More recent additions include safety planning interventions for people at risk of suicide or overdose, follow-up phone calls after an emergency department visit for a behavioral health crisis, and FDA-cleared digital mental health treatment devices, including devices that treat ADHD. Mental health services received as part of substance use disorder treatment are covered as well.
Ambulance Services
Part B covers ground ambulance transportation when traveling by any other vehicle would endanger your health and you need to reach a hospital, critical access hospital, rural emergency hospital, or skilled nursing facility. Coverage applies only to the nearest appropriate facility that can provide the care you need.
Air ambulance transport by helicopter or airplane is covered when you need immediate, rapid transport that ground vehicles can’t provide. In some cases, Medicare also pays for non-emergency ambulance rides if your doctor provides a written order stating the transportation is medically necessary. If you receive scheduled non-emergency ambulance transport frequently (three or more round trips in 10 days, or at least once a week for three weeks), your ambulance company may need to get prior authorization. After your deductible, you pay 20%.
Prescription Drugs Under Part B
Most prescription drugs fall under Part D, but Part B covers a specific subset. The general rule: if a drug is administered by a healthcare provider rather than something you take on your own at home, Part B typically pays for it. This includes chemotherapy infusions, injectable drugs given in a doctor’s office, and medications delivered through covered equipment like nebulizers or infusion pumps at home.
Part B also covers certain oral anti-cancer drugs, oral anti-nausea drugs used alongside chemotherapy, immunosuppressive drugs for people who had a Medicare-covered organ transplant, clotting factors for hemophilia, and parenteral nutrition for people with permanent digestive tract dysfunction. The flu, pneumococcal, and hepatitis B vaccines fall under Part B rather than Part D.

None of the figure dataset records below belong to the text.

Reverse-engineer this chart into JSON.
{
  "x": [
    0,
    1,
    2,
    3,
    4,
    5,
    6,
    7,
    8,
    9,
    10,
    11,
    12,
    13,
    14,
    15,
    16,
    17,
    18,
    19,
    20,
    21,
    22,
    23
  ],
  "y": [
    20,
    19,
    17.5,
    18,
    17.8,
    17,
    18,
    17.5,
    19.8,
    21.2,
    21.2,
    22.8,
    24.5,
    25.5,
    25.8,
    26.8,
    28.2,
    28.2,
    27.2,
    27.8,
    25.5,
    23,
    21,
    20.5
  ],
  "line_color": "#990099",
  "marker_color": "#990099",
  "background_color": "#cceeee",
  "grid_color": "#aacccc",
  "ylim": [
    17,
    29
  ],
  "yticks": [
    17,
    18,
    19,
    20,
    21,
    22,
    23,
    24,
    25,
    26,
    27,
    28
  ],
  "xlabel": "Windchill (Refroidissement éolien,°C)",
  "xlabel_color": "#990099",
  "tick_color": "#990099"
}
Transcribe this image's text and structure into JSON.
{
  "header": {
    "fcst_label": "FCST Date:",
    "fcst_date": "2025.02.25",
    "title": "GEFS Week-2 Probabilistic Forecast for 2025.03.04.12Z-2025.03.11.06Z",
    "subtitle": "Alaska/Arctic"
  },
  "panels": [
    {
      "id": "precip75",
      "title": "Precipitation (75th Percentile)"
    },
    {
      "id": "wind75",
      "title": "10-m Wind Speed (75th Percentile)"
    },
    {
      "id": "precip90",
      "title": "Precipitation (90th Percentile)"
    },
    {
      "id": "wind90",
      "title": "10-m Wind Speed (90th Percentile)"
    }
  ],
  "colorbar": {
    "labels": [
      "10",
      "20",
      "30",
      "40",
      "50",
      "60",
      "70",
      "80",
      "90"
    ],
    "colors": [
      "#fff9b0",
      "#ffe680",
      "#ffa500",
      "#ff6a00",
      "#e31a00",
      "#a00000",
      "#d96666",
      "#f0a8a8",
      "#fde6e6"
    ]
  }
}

What Part B Does Not Cover
Several common health services fall outside Part B’s scope entirely. The most notable exclusions are routine dental care (cleanings, fillings, extractions, dentures), eye exams for prescription glasses, hearing aids and the fitting exams for them, long-term custodial care, cosmetic surgery, massage therapy, and routine physical exams (the yearly wellness visit is not the same as a traditional physical). If your doctor has opted out of Medicare, Part B won’t cover services from that provider except in emergencies.
What You Pay
The standard Part B premium in 2025 is $185.00 per month, deducted automatically from your Social Security check in most cases. Higher-income beneficiaries pay more through income-related monthly adjustment amounts. The annual deductible is $257, which you pay once per calendar year before Part B starts sharing costs. After that, the standard split is 80/20: Medicare pays 80% of the approved amount, and you pay the remaining 20% for most services.
Preventive services and clinical lab tests are the major exceptions, costing you nothing. Some people purchase supplemental Medigap insurance specifically to cover the 20% coinsurance, which can add up quickly for expensive treatments like chemotherapy or major outpatient procedures.
Late Enrollment Penalties
If you don’t sign up for Part B when you’re first eligible and you don’t have qualifying coverage through an employer, you’ll face a permanent penalty. The surcharge is an extra 10% added to your monthly premium for every full 12-month period you could have had Part B but didn’t. This penalty applies for as long as you have Part B, which for most people means the rest of their lives.